Herbst also summarized the Lung-MAP S1400 trial,3
a biomarker-driven study for patients with previously treated squamous cell NSCLC. Herbst noted that the frequencies of known genetic alterations with squamous cell lung cancer are small; thus, sufficient patient recruitment and conduction of a clinical trial are difficult.
Therefore, including all of these patients within a single infrastructure, such as the Lung-MAP trial, can help streamline testing of investigational drugs and improve access to patients. The trial involves centralized biomarker processing and profiling.
When it was initially launched in 2014, Lung-MAP was designed to evaluate 4 novel targeted therapies and one immunotherapy compared with standard-of-care regimens in separate, randomized substudies.
Under a recent revision, Lung-MAP is testing 3 targeted agents in single-arm, phase II substudies for patients with matching mutations: taselisib (GDC-0032) for PIK3CA
mutations; palbociclib for cell cycle gene alterations (CCGAs); and AZD4547 for FGFR
mutations. Patients who are not eligible for one of these substudies and are naïve to immune checkpoint inhibitor therapy may qualify for a substudy comparing ipilimumab plus nivolumab versus nivolumab only.
Herbst stated that the research group is continuing to look at additional biomarkers and sub-studies to match more patients with therapies.

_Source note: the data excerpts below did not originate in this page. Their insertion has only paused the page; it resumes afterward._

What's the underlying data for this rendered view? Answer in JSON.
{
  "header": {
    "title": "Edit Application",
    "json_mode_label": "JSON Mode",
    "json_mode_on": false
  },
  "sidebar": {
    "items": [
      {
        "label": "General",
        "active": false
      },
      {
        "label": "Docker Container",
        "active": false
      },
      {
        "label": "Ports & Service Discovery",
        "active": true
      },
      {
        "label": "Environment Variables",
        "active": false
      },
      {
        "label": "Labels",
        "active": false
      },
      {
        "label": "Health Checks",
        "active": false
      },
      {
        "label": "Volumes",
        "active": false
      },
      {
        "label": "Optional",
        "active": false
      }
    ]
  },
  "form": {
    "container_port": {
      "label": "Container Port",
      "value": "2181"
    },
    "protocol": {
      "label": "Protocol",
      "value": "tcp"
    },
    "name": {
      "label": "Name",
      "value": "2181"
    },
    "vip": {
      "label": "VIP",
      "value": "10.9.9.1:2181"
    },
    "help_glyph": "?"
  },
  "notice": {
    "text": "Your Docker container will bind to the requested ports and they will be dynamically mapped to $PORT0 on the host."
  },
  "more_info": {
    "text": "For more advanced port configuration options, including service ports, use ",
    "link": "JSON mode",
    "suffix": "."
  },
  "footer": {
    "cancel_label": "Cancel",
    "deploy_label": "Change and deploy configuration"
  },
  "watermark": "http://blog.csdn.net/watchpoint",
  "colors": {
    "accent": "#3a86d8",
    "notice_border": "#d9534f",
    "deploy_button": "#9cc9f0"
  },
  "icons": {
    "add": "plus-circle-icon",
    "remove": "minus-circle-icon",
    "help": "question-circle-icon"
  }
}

Plans call for a substudy evaluating the PARP inhibitor talazoparib (BMN 673) in patients with homologous recombinant repair deficiency and another study combining the PD-L1 inhibitor durvalumab (MEDI4736) with the CTLA-4 inhibitor tremelimumab.
However, Herbst stated that although the multiple targeted therapies are more precise, tumors tend to develop resistance to targeted therapies and immunotherapies, even if those therapies are effective initially.
“I personally believe that [tumor resistance is] the most vexing question that is going to plague us,” he said. He described the Yale Lung Repeat Biopsy Program at his institution, which aims to characterize resistance mechanisms by obtaining and analyzing repeat biopsies immediately after patients begin to progress on targeted therapy or immunotherapy that they initially responded to.
Herbst noted that even patients who initially showed a strong response to immunotherapy can develop resistance that leads to tumor progression. “Once we figure out whom to give PD-1 and PD-L1 inhibitors in the neoadjuvant setting, we have to figure out what to do when they become resistant,” said Herbst. Herbst concluded that the future of targeted therapy for lung cancer is bright, and the next steps will involve figuring out how best to combine the established chemotherapy and targeted therapies with novel immunotherapy, cell therapy, and vaccines in individual patients, and to analyze the molecular mechanisms that lead to resistance for these therapies.
- Kim ES, Herbst RS, Wistuba II, et al. The BATTLE trial: personalizing therapy for lung cancer. Cancer Discov. 2011;1(1):44-53.
- Govindan R, Mandrekar SJ, Gerber DE, et al. ALCHEMIST trials: a golden opportunity to transform outcomes in early-stage non-small cell lung cancer. Clin Cancer Res. 2015;21(24):5439-5444.
- Herbst RS, Gandara DR, Hirsch FR, et al. Lung master protocol (Lung-MAP)-a biomarker-driven protocol for accelerating development of therapies for squamous cell lung cancer: SWOG S1400. Clin Cancer Res. 2015;21(7):1514-1524.